Ogni giorno che passa si delinea più nettamente il modello istituzionale verso cui ci stanno conducendo con i loro accordi segreti Berlusconi e Renzi.
L'insistenza con cui si ripete la priorità della individuazione immediata del vincitore 'la sera delle elezioni' sottintende l'indifferenza per la sua reale rappresentatività, che infatti può anche essere assai lontana dalla maggioranza degli elettori. Ne è la riprova il trionfalismo renziano per una vittoria alle europee che in termini assoluti gli assegna poco più del 20% dell'elettorato, ma la maggioranza assoluta della Camera.
Inoltre il 'modello' prevede un duello fra due leader, non il confronto fra idee e programmi diversi, che si presumono frutto della stessa logica (e in particolare della 'legge del mercato') e a cui comunque nessuno si sente vincolato.
Come dimostra la pretesa di interpretare il voto per il Parlamento europeo come una legittimazione, per esempio, dello stravolgimento della Costituzione, su cui i cittadini non si sono mai espressi. O anche l'accordo con Berlusconi dopo una campagna elettorale giocata nel 2013 sulla alternativa.
Ma nel nuovo modello il il vincitore non deve essere 'oppresso' da formalità e regole che possano in qualche modo limitarne i poteri. Deve quindi trascinare con sé una maggioranza ampia, che gli consenta di governare per l'intera legislatura e, soprattutto, deve essere cancellata l'autonomia di tutti gli organismi 'terzi' di controllo e garanzia. A partire dalla Corte Costituzionale, dal CSM e dalla Presidenza della Repubblica, salvo che si voglia passare alla elezione diretta del Capo dello Stato e fare del Presidente del Consiglio solo una figura meramente esecutiva.
Il ritorno alla centralizzazione delle competenze attualmente affidate alle Regioni e la compressione del potere dei cittadini di scegliersi gli amministratori locali con la 'riforma' delle province è in questo senso coerente.
Ogni giorno altre tessere, anche con motivazioni talvolta condivisibili, si aggiungono a completare il mosaico: il discredito dei vari soggetti attraverso i quali i cittadini esprimono la loro volontà nel corso della legislatura, come il sindacato; la cancellazione dell'articolo 67 Cost. che garantisce l'autonomia di giudizio dei parlamentari; l'attacco alla indipendenza della Magistratura; il tentativo di ridicolizzare (i 'professoroni', i 'gufi' ….) il dissenso derivante dal rifiuto motivato del 'pensiero unico' ossessivamente riprodotto da collaboratori, famigli e giornalisti compiacenti.

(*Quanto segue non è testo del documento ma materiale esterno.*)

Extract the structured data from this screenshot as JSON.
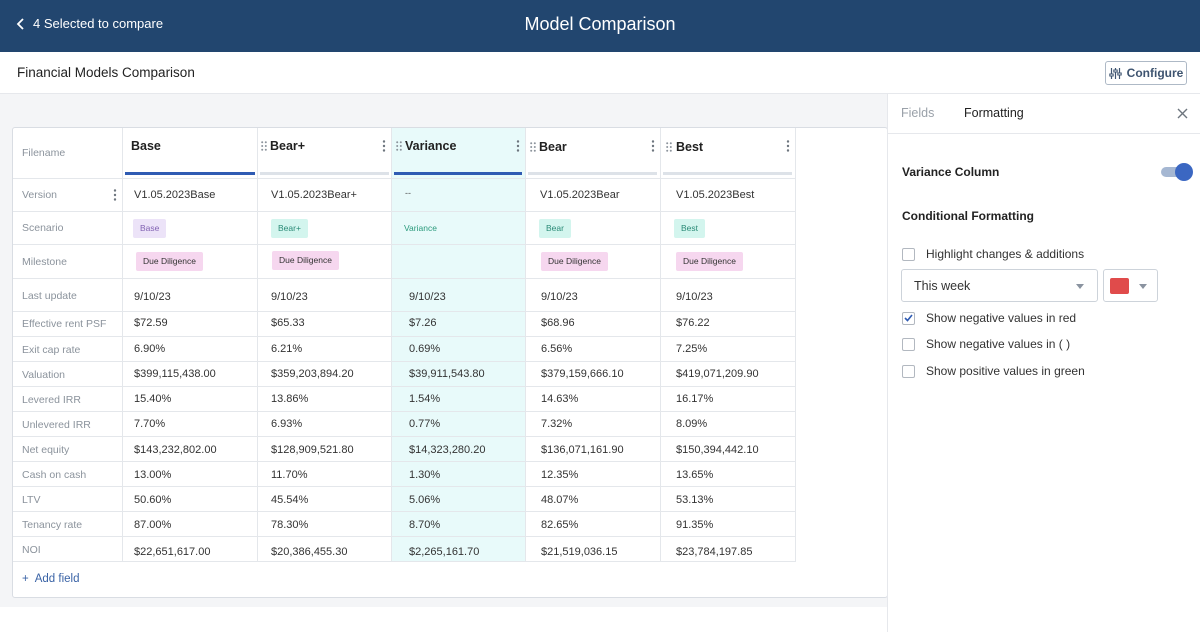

Mentre si sono perse le tracce dei provvedimenti possibili che riavvicinerebbero il nostro Paese alle grandi democrazie: divieto del conflitto di interessi e di posizioni dominanti nel settore della informazione, cancellazione delle leggi ad personam (per esempio sulla prescrizione giudiziaria), norme efficaci contro l'evasione e l'elusione fiscale, ecc …
Nei giorni scorsi Nadia Urbinati ha dato una efficacissima sintesi di questo schema, spiegando che le 'riforme' che l'attuale vera maggioranza (PD-Forza Italia, per intenderci) sta cercando di imporre sono figlie della idea che il cittadino debba essere solo l'arbitro del confronto politico, e non il protagonista. Certo è previsto che la formalità del voto rimanga, ma l'elettore avrebbe solo il potere di esprimere un giudizio a posteriori dell'operato del governo; un po' come il pubblico di uno spettacolo teatrale, che può applaudire o fischiare, ma non sale mai sul palcoscenico. E soprattutto non vede tutto ciò che accade dietro le quinte, ma solo ciò che altri decidono che veda. Come sta accadendo, appunto, degli accordi raggiunti al 'Nazareno' col pregiudicato padrone di Mediaset e Forza Italia, di cui sappiamo ben poco, anche se vengono continuamente richiamati come se fossero vincolanti. O dei colloqui per il trattato TTIP Usa-Europa, altrettanto opachi.
Ma la democrazia non è una recita: proprio in questa fase di grande difficoltà, di decisioni che richiedono un consenso che supera gli stessi confini nazionali (pensiamo all'ambiente, all'energia, ai grandi flussi migratori …) e della affermazione di rigurgiti nazionalisti, pensare di riportare indietro la storia agli inizi del secolo scorso cancellando le conquiste dei diritti di autodeterminazione e solidarietà è, oltre che sbagliato, pericoloso.